Inner Critic outing

THE INNER CRITIC
My inner critic is a she-voice in my head, telling me that I (of all people!) can’t create what I want to create! She encourages me to be lazy and helps me think bad thoughts about myself, my life and my creative work. Mostly she likes to stand in the way of success and mocks me when I fail. Actually, her favorite thing to do is to remind me that I will never be a successful person and that I fail more often than not.

I learned of her presence a few years ago when Tine Wiggens of Studio Friday talked about sending her IC (inner critic) on holiday to get some work done. I too wish it would be that simple, but such a creature is a part of yourself and it is always so very difficult to get away from yourself! Most people would pay good money to never hear that voice again but no matter how many affirmations we say about our own greatness your own IC will come back and let you know: You suck! You should give up, you will never know what you want with your life anyway…

I detest that voice. Some call it gremlin. To me it’s a little monster with lots of black fur and eyes that can see through any darkness and find me, wherever I try to hide. She lives in my shadow and is never far away from me. The air she breathes is fear and self loathing, and she makes the happy dance whenever I cry or roll under a blanket to “rest”.

Inner Critic says Boo!

She often tells me how silly it is to appreciate toys, rainbows, twinkling pink lights, gingerbread houses and silly doodles. She wants me to grow up and stop playing, and I work hard to resist her demands.

When I was reading Diana Trout’s book I tried to imagine my Inner Critique (the IC) and how it would look visually, but it was hard.

I imagined her looking like me but more strict, slick and in an office suit. She was the grown up that couldn’t accept my inner child. She would, like an old school teacher, rise her finger at me and telling me to be a smart girl and stop dreaming.

I thought the IC would be a picture of me, because it is such a strong voice in me. But that did not work and I couldn’t draw the IC that way. Because I couldn’t step away from myself, and I am a grown up (who has come to appreciate office clothes; I started to dress in skirt, pantyhose and shirt last year) – sometimes looking more grown up than I feel. Was I then becoming the Inner Critic (or an image of her) or walking her errands? Can you turn into the Inner Critic you want to avoid? Now I know that the inner critic does not look like me. She may talk with my voice and use my fear for dinner, but she does not look like me at all.

My Inner Critic is a little monster living inside of me. She is the weak part of me that I can never loose, but I will stop listening to. I need to accept her. We all have some kind of creature like this living in our head/body. Some people work with it, some fight against it. Some people don’t listen and maybe they’re not even aware of the voice and that is probably a good thing. It must be nice to go about your business not hearing that voice. Some people start to accept what the IC is saying as the truth, and then they stop trying all together, and that’s the worst part!
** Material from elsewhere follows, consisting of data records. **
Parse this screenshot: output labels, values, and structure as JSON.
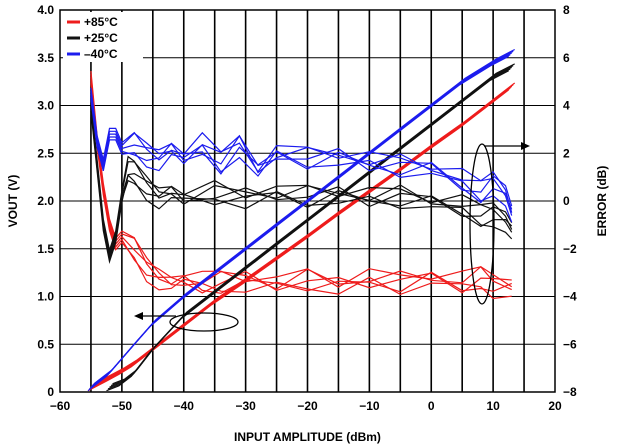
{
  "chart_data": {
    "type": "line",
    "xlabel": "INPUT AMPLITUDE (dBm)",
    "ylabel": "VOUT (V)",
    "y2label": "ERROR (dB)",
    "xlim": [
      -60,
      20
    ],
    "ylim": [
      0,
      4.0
    ],
    "y2lim": [
      -8,
      8
    ],
    "x_ticks": [
      "−60",
      "−50",
      "−40",
      "−30",
      "−20",
      "−10",
      "0",
      "10",
      "20"
    ],
    "y_ticks": [
      "0",
      "0.5",
      "1.0",
      "1.5",
      "2.0",
      "2.5",
      "3.0",
      "3.5",
      "4.0"
    ],
    "y2_ticks": [
      "−8",
      "−6",
      "−4",
      "−2",
      "0",
      "2",
      "4",
      "6",
      "8"
    ],
    "grid": true,
    "legend_position": "top-left",
    "series": [
      {
        "name": "+85°C",
        "color": "#ee1c1c",
        "vout": {
          "x": [
            -55,
            -52,
            -50,
            -48,
            -45,
            -40,
            -35,
            -30,
            -25,
            -20,
            -15,
            -10,
            -5,
            0,
            5,
            10,
            13
          ],
          "y": [
            0.05,
            0.15,
            0.22,
            0.3,
            0.45,
            0.7,
            0.95,
            1.17,
            1.4,
            1.63,
            1.87,
            2.1,
            2.33,
            2.57,
            2.8,
            3.05,
            3.2
          ]
        },
        "error": {
          "x": [
            -55,
            -54,
            -53,
            -52,
            -51,
            -50,
            -48,
            -46,
            -44,
            -42,
            -40,
            -37,
            -34,
            -30,
            -25,
            -20,
            -15,
            -10,
            -5,
            0,
            5,
            8,
            10,
            13
          ],
          "y": [
            5.2,
            2.5,
            0.5,
            -1.0,
            -1.8,
            -1.5,
            -2.0,
            -2.8,
            -3.2,
            -3.4,
            -3.3,
            -3.5,
            -3.4,
            -3.3,
            -3.5,
            -3.3,
            -3.5,
            -3.3,
            -3.4,
            -3.2,
            -3.5,
            -3.2,
            -3.5,
            -3.6
          ]
        }
      },
      {
        "name": "+25°C",
        "color": "#111111",
        "vout": {
          "x": [
            -52,
            -50,
            -48,
            -45,
            -40,
            -35,
            -30,
            -25,
            -20,
            -15,
            -10,
            -5,
            0,
            5,
            10,
            13
          ],
          "y": [
            0.05,
            0.1,
            0.2,
            0.45,
            0.8,
            1.05,
            1.3,
            1.55,
            1.8,
            2.05,
            2.3,
            2.55,
            2.8,
            3.05,
            3.3,
            3.4
          ]
        },
        "error": {
          "x": [
            -55,
            -54,
            -53,
            -52,
            -51,
            -50,
            -49,
            -48,
            -46,
            -44,
            -42,
            -40,
            -35,
            -30,
            -25,
            -20,
            -15,
            -10,
            -5,
            0,
            5,
            8,
            10,
            12,
            13
          ],
          "y": [
            4.0,
            1.5,
            -1.0,
            -2.3,
            -1.5,
            0.2,
            1.3,
            1.2,
            0.6,
            0.2,
            0.4,
            0.1,
            0.3,
            0.2,
            0.3,
            0.2,
            0.3,
            0.1,
            0.2,
            0.0,
            -0.3,
            -0.6,
            -0.5,
            -0.8,
            -1.2
          ]
        }
      },
      {
        "name": "–40°C",
        "color": "#1c1cee",
        "vout": {
          "x": [
            -55,
            -52,
            -50,
            -48,
            -45,
            -40,
            -35,
            -30,
            -25,
            -20,
            -15,
            -10,
            -5,
            0,
            5,
            10,
            13
          ],
          "y": [
            0.05,
            0.2,
            0.35,
            0.5,
            0.72,
            1.0,
            1.25,
            1.5,
            1.75,
            2.0,
            2.25,
            2.5,
            2.75,
            3.0,
            3.25,
            3.45,
            3.55
          ]
        },
        "error": {
          "x": [
            -55,
            -54,
            -53,
            -52,
            -51,
            -50,
            -48,
            -46,
            -44,
            -42,
            -40,
            -37,
            -34,
            -31,
            -28,
            -25,
            -20,
            -15,
            -10,
            -5,
            0,
            5,
            8,
            10,
            12,
            13
          ],
          "y": [
            4.5,
            2.5,
            1.5,
            2.8,
            2.8,
            2.2,
            2.4,
            2.0,
            1.8,
            2.2,
            1.8,
            2.3,
            1.6,
            2.4,
            1.3,
            2.0,
            1.8,
            1.9,
            1.6,
            1.5,
            1.4,
            0.8,
            0.4,
            0.8,
            0.3,
            -0.5
          ]
        }
      }
    ]
  }
}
I hear mine loud and clear. Often enough I listen, but I try not to! She questions all my decisions and sometimes affect them more than I wish for. She tells me to stay in bed, to stay still, to shut up, to procrastinate my Big Projects and to stop Dreaming. Every day she tells me:

You can’t write Hanna. You can’t even sit down to start, if you do you become to tired to write! You don’t make enough money, and you don’t even know how. You never have and you never will. You should be doing X but instead you are not doing anything productive. You are such a lazy person. There is something wrong with you.

My inner critic is called Icki, short for Icki-banna. And now that I made her into a paper doll, at least I can (symbolically) tell her to leave the room and let me work. I can put her under the table if I want to. Make your own as a paper doll!

Have you met your IC yet? How do you deal with her/him?